6 thoughts on “KORE Poll 6: General direction, Liberal Party Values

  1. Colin Walpole says:

    I was just looking at the Incumbent/challenger figures and I know I am not interpreting them as statistically intended, but if those were the odds in my pestilential electorate, I would be overjoyed because I could actually have a vote and have my choice may matter for a change. Instead I am left with the status quo, a situation where I and many others are disenfranchised any way. If I vote Labor or Greens as is my lefty ratbag wont, then I am foisted with a candidate that does not represent any of my values and who salivates and slobbers at over every bit of terra firma he can rapaciously trash or “develop” to satisfy his grifting, conservative and lurid imaginings. … Your surveys are very good and I wish you the best in the future but nothing will truly change if we don’t trash the electorates in favour of proportional representation….. As for the Liberals, they have long since lost any governable credibility and are beyond redemption. Again they will have to rely on Unka Rupie to put Humpty Dumpty on a crumbling and false pedestal to get the win they will never have deserved.

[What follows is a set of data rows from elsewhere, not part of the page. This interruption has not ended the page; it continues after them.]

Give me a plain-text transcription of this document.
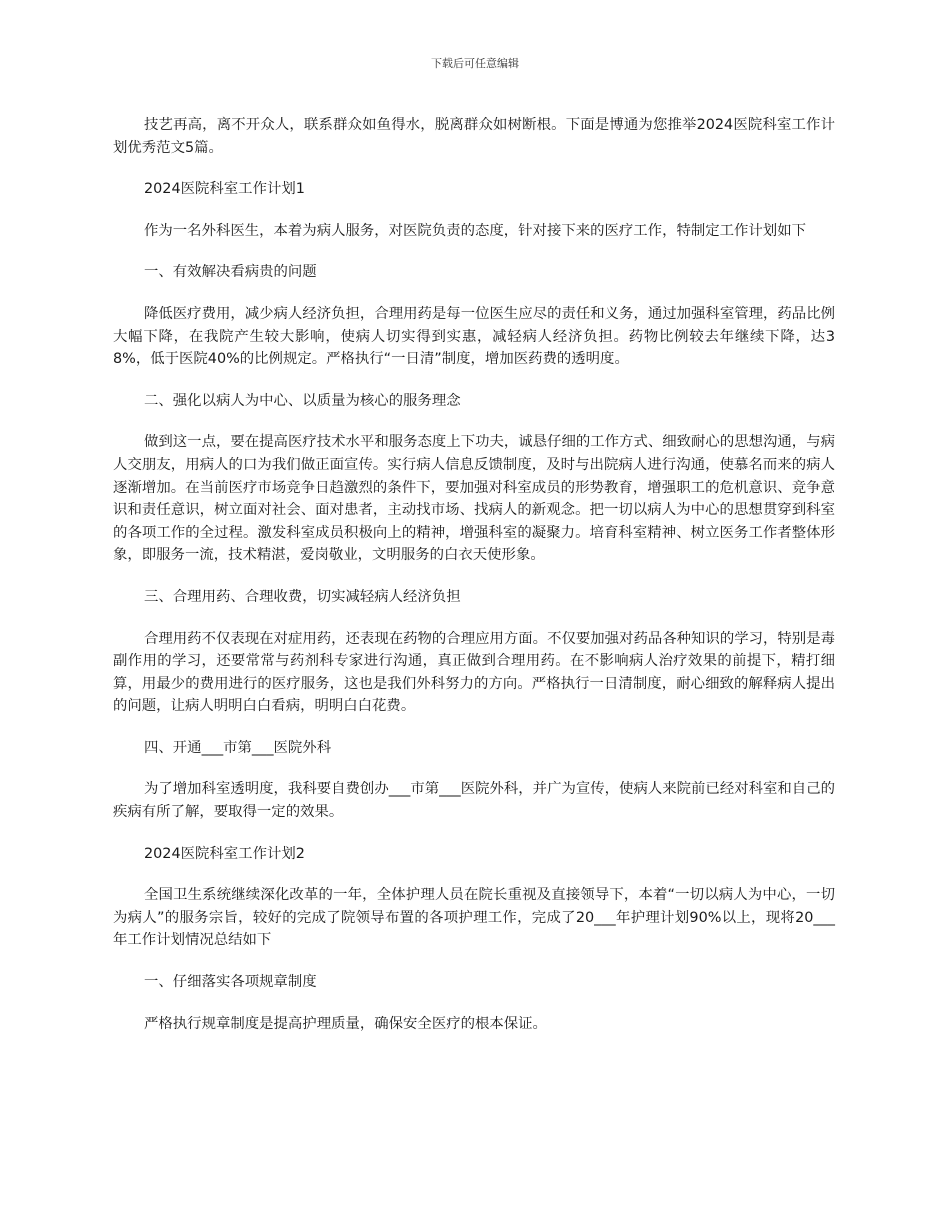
下载后可任意编辑

技艺再高，离不开众人，联系群众如鱼得水，脱离群众如树断根。下面是博通为您推举2024医院科室工作计划优秀范文5篇。

2024医院科室工作计划1

作为一名外科医生，本着为病人服务，对医院负责的态度，针对接下来的医疗工作，特制定工作计划如下

一、有效解决看病贵的问题

降低医疗费用，减少病人经济负担，合理用药是每一位医生应尽的责任和义务，通过加强科室管理，药品比例大幅下降，在我院产生较大影响，使病人切实得到实惠，减轻病人经济负担。药物比例较去年继续下降，达38%，低于医院40%的比例规定。严格执行“一日清”制度，增加医药费的透明度。

二、强化以病人为中心、以质量为核心的服务理念

做到这一点，要在提高医疗技术水平和服务态度上下功夫，诚恳仔细的工作方式、细致耐心的思想沟通，与病人交朋友，用病人的口为我们做正面宣传。实行病人信息反馈制度，及时与出院病人进行沟通，使慕名而来的病人逐渐增加。在当前医疗市场竞争日趋激烈的条件下，要加强对科室成员的形势教育，增强职工的危机意识、竞争意识和责任意识，树立面对社会、面对患者，主动找市场、找病人的新观念。把一切以病人为中心的思想贯穿到科室的各项工作的全过程。激发科室成员积极向上的精神，增强科室的凝聚力。培育科室精神、树立医务工作者整体形象，即服务一流，技术精湛，爱岗敬业，文明服务的白衣天使形象。

三、合理用药、合理收费，切实减轻病人经济负担

合理用药不仅表现在对症用药，还表现在药物的合理应用方面。不仅要加强对药品各种知识的学习，特别是毒副作用的学习，还要常常与药剂科专家进行沟通，真正做到合理用药。在不影响病人治疗效果的前提下，精打细算，用最少的费用进行的医疗服务，这也是我们外科努力的方向。严格执行一日清制度，耐心细致的解释病人提出的问题，让病人明明白白看病，明明白白花费。

四、开通___市第___医院外科

为了增加科室透明度，我科要自费创办___市第___医院外科，并广为宣传，使病人来院前已经对科室和自己的疾病有所了解，要取得一定的效果。

2024医院科室工作计划2

全国卫生系统继续深化改革的一年，全体护理人员在院长重视及直接领导下，本着“一切以病人为中心，一切为病人”的服务宗旨，较好的完成了院领导布置的各项护理工作，完成了20___年护理计划90%以上，现将20___年工作计划情况总结如下

一、仔细落实各项规章制度

严格执行规章制度是提高护理质量，确保安全医疗的根本保证。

  2. Vyonne Mulrooney says:

    Why would you drop the Labor side? It needs to be addressed so that Labor can find out what it needs to do to win support. This is irresponsible in my opinion. Regardless of the amount of lefties doing this poll, we need to find out how the disenfranchised are feeling!

    1. korecsr says:

      If the Labor Party wants to pay us to research what they need to do to win support, then we’ll do it.
      Otherwise, we’ll do it for our own purposes, which is to improve polling – not to help the parties. Things get a bit crazy this close to an election: we may have a leader change, we may have a new COVID variant, we may have a terrorist attack, we may have aliens land in Canberra… we don’t know. But we’re always going to prioritise those issues that are directly influencing hearts and minds right now over long term systemic issues.

  3. Neil Flanagan says:

    Thanks once again, this and the last one is the best, most insightful polling that I have seen in Australian politics. Long may you prosper.

    Thus far it looks like 2019 all over again and Labor will fall short and finishing line, winning big in its own seats, but failing to take the seats it needs to form government in its own right.

  4. Frederick Schtoll says:

    The unconscious bias of the researchers evident in this analysis render the results and methodology itself questionable. Also surely it’s time to pull the Liberal Democrats out of “other” and determine how many are including this party under “independents”. All a bit sloppy.

    1. korecsr says:

      Hahaha, ok mate. The Liberal Democrats have never recorded more than 0.7%. When they do, we’ll pull them out of the ‘others’.